By Patrick Gallivan
Gov. Andrew Cuomo is leading what he calls a Fight for $15, an increase in New York’s minimum wage to $15 per hour, effective by the end of 2018 in New York City and 2021 for the rest of the state. Such a move would put New York businesses at a competitive disadvantage, result in job losses for hard-working New Yorkers and lead to higher costs for consumers and taxpayers.
The impact of such a substantial hike in the minimum wage would be especially hard on small businesses, which serve as the backbone of our upstate economy. According to the Empire Center for Public Policy, a $15 minimum wage would cost at least 200,000 private-sector jobs, including 19,000 in Western New York. The agricultural industry would also be hit hard. The New York State Farm Bureau says the increase would cost the industry an additional $500 million and put New York farmers at a competitive disadvantage with neighboring states.

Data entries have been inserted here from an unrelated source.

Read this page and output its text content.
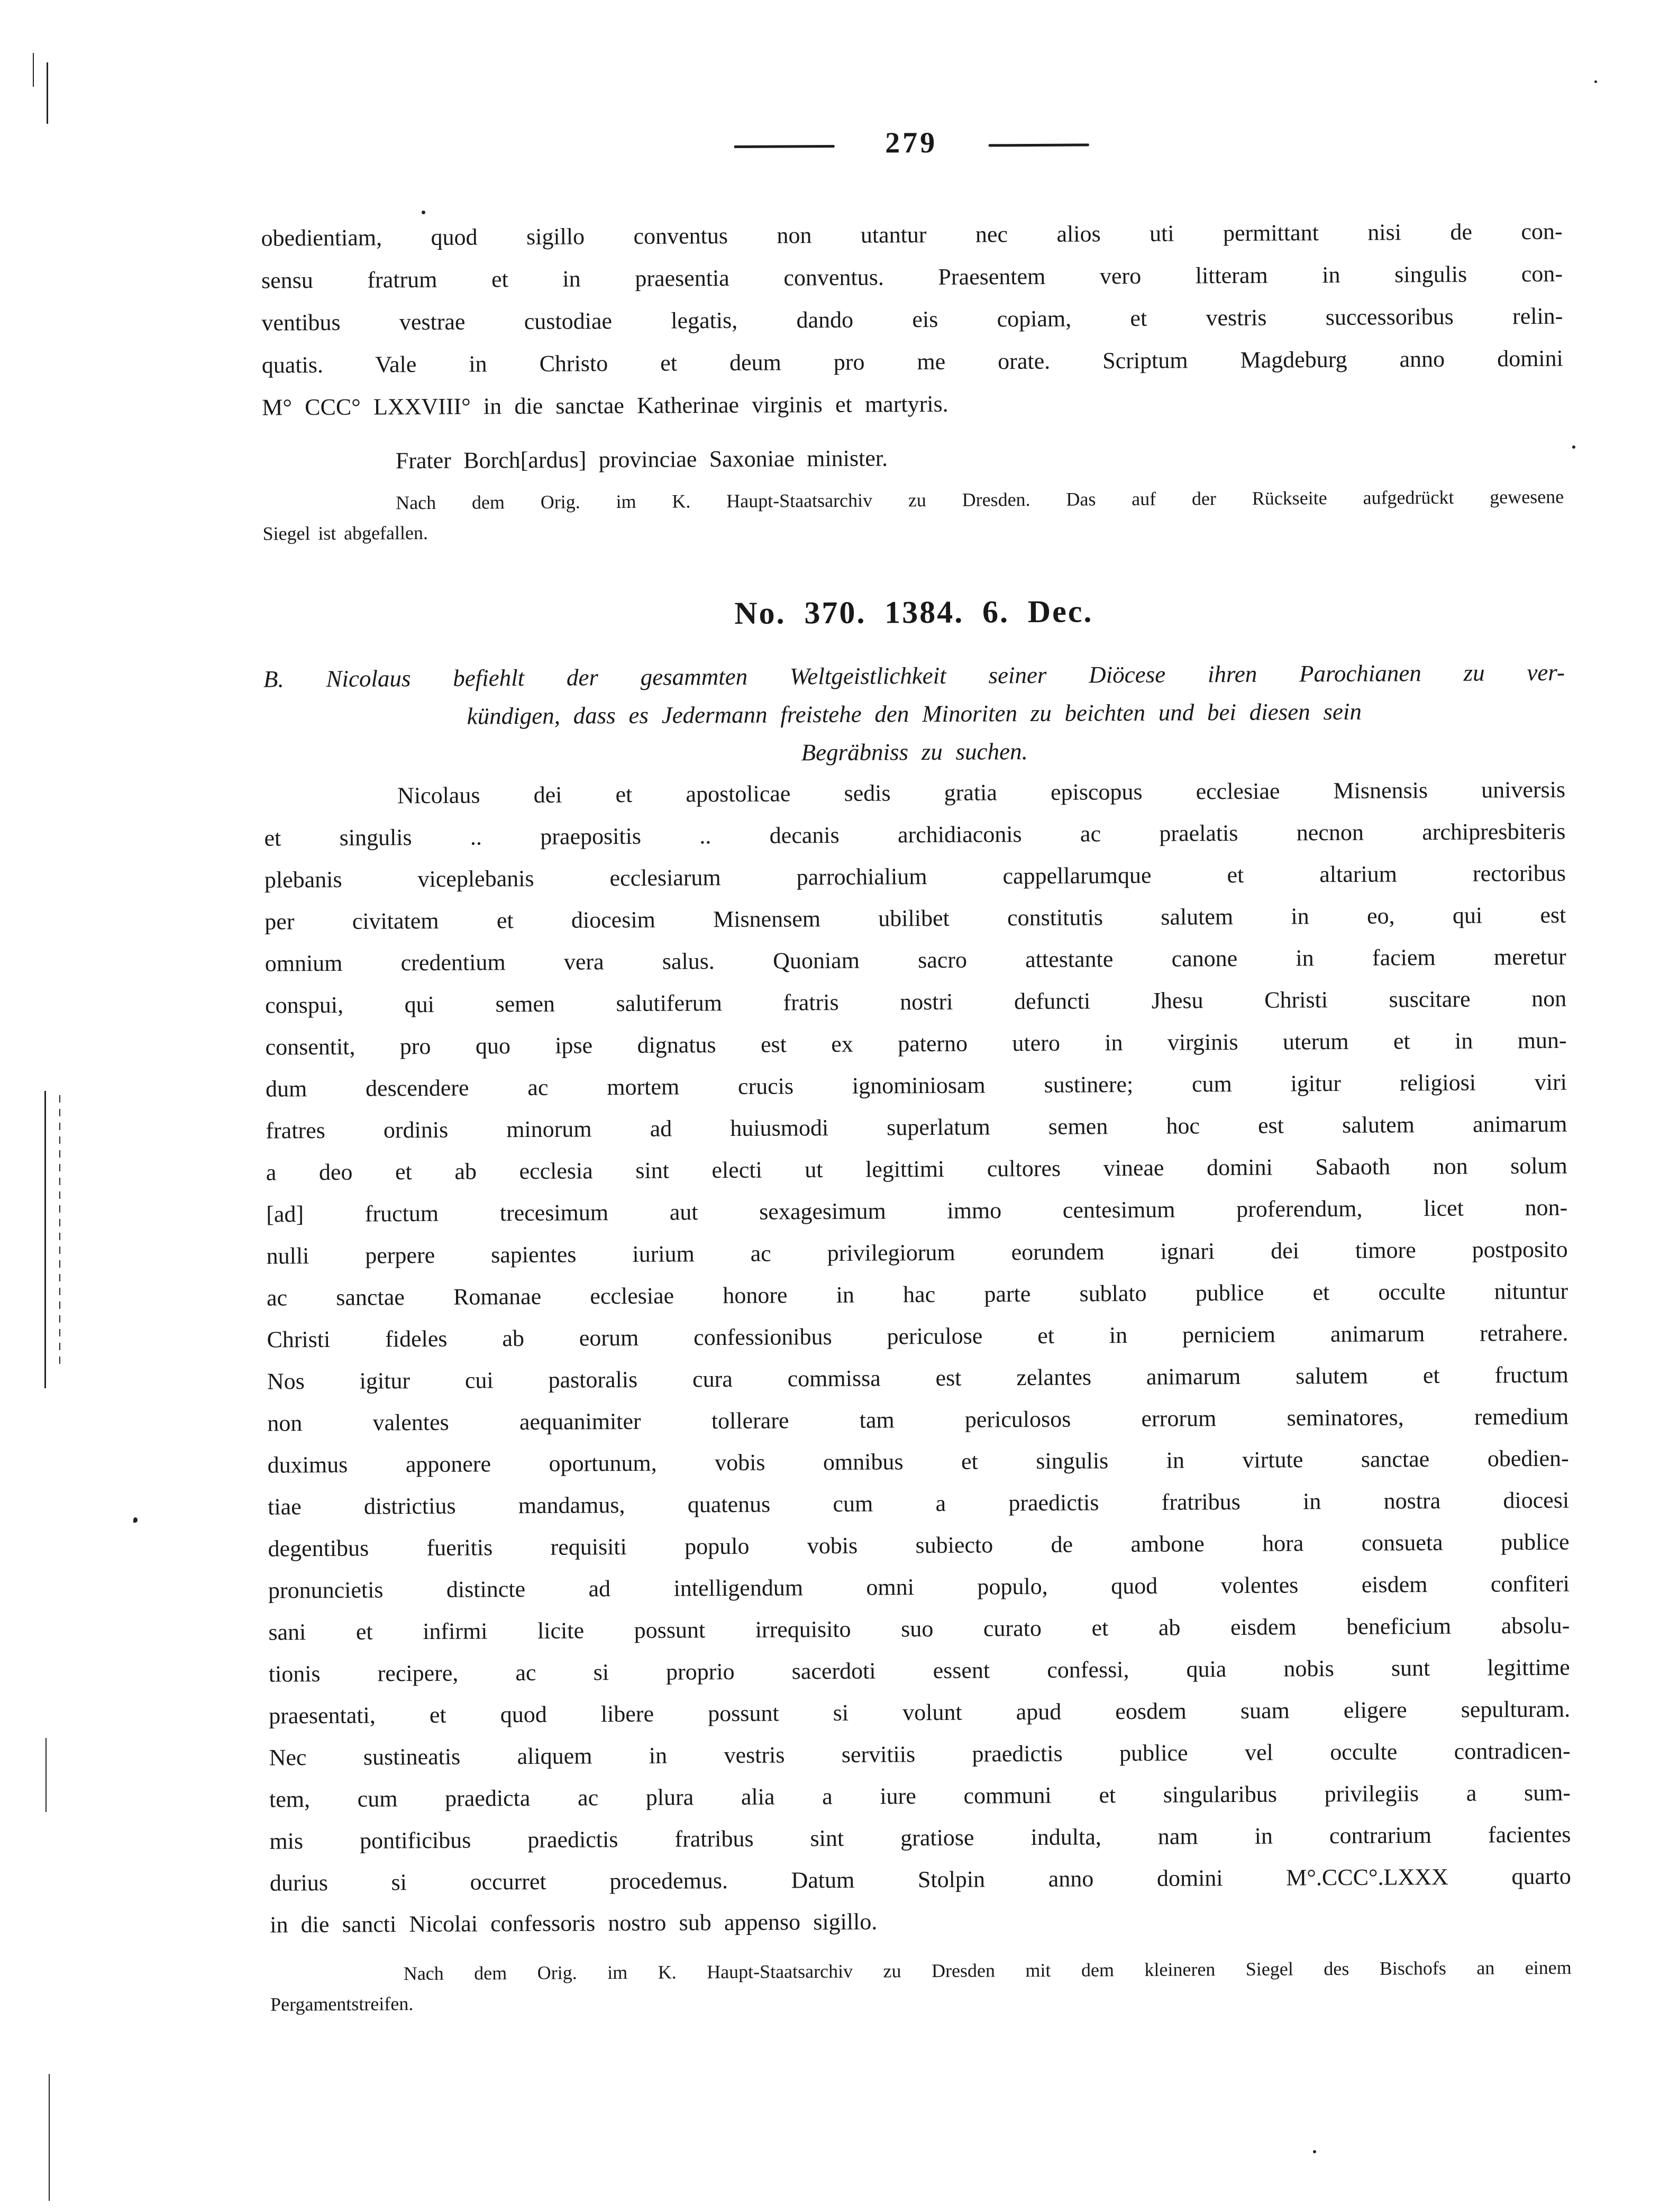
279
obedientiam, quod sigillo conventus non utantur nec alios uti permittant nisi de con-
sensu fratrum et in praesentia conventus. Praesentem vero litteram in singulis con-
ventibus vestrae custodiae legatis, dando eis copiam, et vestris successoribus relin-
quatis. Vale in Christo et deum pro me orate. Scriptum Magdeburg anno domini
M° CCC° LXXVIII° in die sanctae Katherinae virginis et martyris.
Frater Borch[ardus] provinciae Saxoniae minister.
Nach dem Orig. im K. Haupt-Staatsarchiv zu Dresden. Das auf der Rückseite aufgedrückt gewesene
Siegel ist abgefallen.
No. 370. 1384. 6. Dec.
B. Nicolaus befiehlt der gesammten Weltgeistlichkeit seiner Diöcese ihren Parochianen zu ver-
kündigen, dass es Jedermann freistehe den Minoriten zu beichten und bei diesen sein
Begräbniss zu suchen.
Nicolaus dei et apostolicae sedis gratia episcopus ecclesiae Misnensis universis
et singulis .. praepositis .. decanis archidiaconis ac praelatis necnon archipresbiteris
plebanis viceplebanis ecclesiarum parrochialium cappellarumque et altarium rectoribus
per civitatem et diocesim Misnensem ubilibet constitutis salutem in eo, qui est
omnium credentium vera salus. Quoniam sacro attestante canone in faciem meretur
conspui, qui semen salutiferum fratris nostri defuncti Jhesu Christi suscitare non
consentit, pro quo ipse dignatus est ex paterno utero in virginis uterum et in mun-
dum descendere ac mortem crucis ignominiosam sustinere; cum igitur religiosi viri
fratres ordinis minorum ad huiusmodi superlatum semen hoc est salutem animarum
a deo et ab ecclesia sint electi ut legittimi cultores vineae domini Sabaoth non solum
[ad] fructum trecesimum aut sexagesimum immo centesimum proferendum, licet non-
nulli perpere sapientes iurium ac privilegiorum eorundem ignari dei timore postposito
ac sanctae Romanae ecclesiae honore in hac parte sublato publice et occulte nituntur
Christi fideles ab eorum confessionibus periculose et in perniciem animarum retrahere.
Nos igitur cui pastoralis cura commissa est zelantes animarum salutem et fructum
non valentes aequanimiter tollerare tam periculosos errorum seminatores, remedium
duximus apponere oportunum, vobis omnibus et singulis in virtute sanctae obedien-
tiae districtius mandamus, quatenus cum a praedictis fratribus in nostra diocesi
degentibus fueritis requisiti populo vobis subiecto de ambone hora consueta publice
pronuncietis distincte ad intelligendum omni populo, quod volentes eisdem confiteri
sani et infirmi licite possunt irrequisito suo curato et ab eisdem beneficium absolu-
tionis recipere, ac si proprio sacerdoti essent confessi, quia nobis sunt legittime
praesentati, et quod libere possunt si volunt apud eosdem suam eligere sepulturam.
Nec sustineatis aliquem in vestris servitiis praedictis publice vel occulte contradicen-
tem, cum praedicta ac plura alia a iure communi et singularibus privilegiis a sum-
mis pontificibus praedictis fratribus sint gratiose indulta, nam in contrarium facientes
durius si occurret procedemus. Datum Stolpin anno domini M°.CCC°.LXXX quarto
in die sancti Nicolai confessoris nostro sub appenso sigillo.
Nach dem Orig. im K. Haupt-Staatsarchiv zu Dresden mit dem kleineren Siegel des Bischofs an einem
Pergamentstreifen.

The higher minimum wage would also require school districts and state and local governments to spend millions more in labor costs. The New York State Association of School Business Officials estimates the cost to school districts alone would exceed $275 million, further driving up local property taxes. The impact on state, county, city, town and village governments would be even greater.
Taxpayers would also share in the added cost to government-subsidized sectors of the economy, including hospitals, nursing homes, child care centers and nonprofit organizations.
Members of the New York Council of Nonprofits say it would be unfair for the state to expect them to bear the entire cost of a minimum wage increase, and without additional taxpayer support, many of these organizations say they will be forced to cut staff, reduce services or both. The council conducted an informal poll of nonprofit leaders and found 92 percent who said their organization’s financial sustainability would be jeopardized.
Keep in mind; the governor’s push for a $15 minimum wage comes just weeks after New York increased its minimum. On Dec. 30, 2015, the minimum wage jumped from $8.75 to $9 per hour, part of a series of annual increases that started in 2013. Over the past three years, the minimum wage has increased 24 percent. Now the governor and some in the Legislature are calling for a 67 percent hike.
New York’s reputation as a state that overtaxes and overregulates businesses is well known. The Tax Foundation, an independent tax policy research organization, ranks New York 49th on its State Business Tax Climate Index.
Rather than increase the burdensome and costly regulations on New York businesses, we should work to grow jobs and create opportunities for all.
Patrick Gallivan, R-Elma, represents the 59th State Senate District.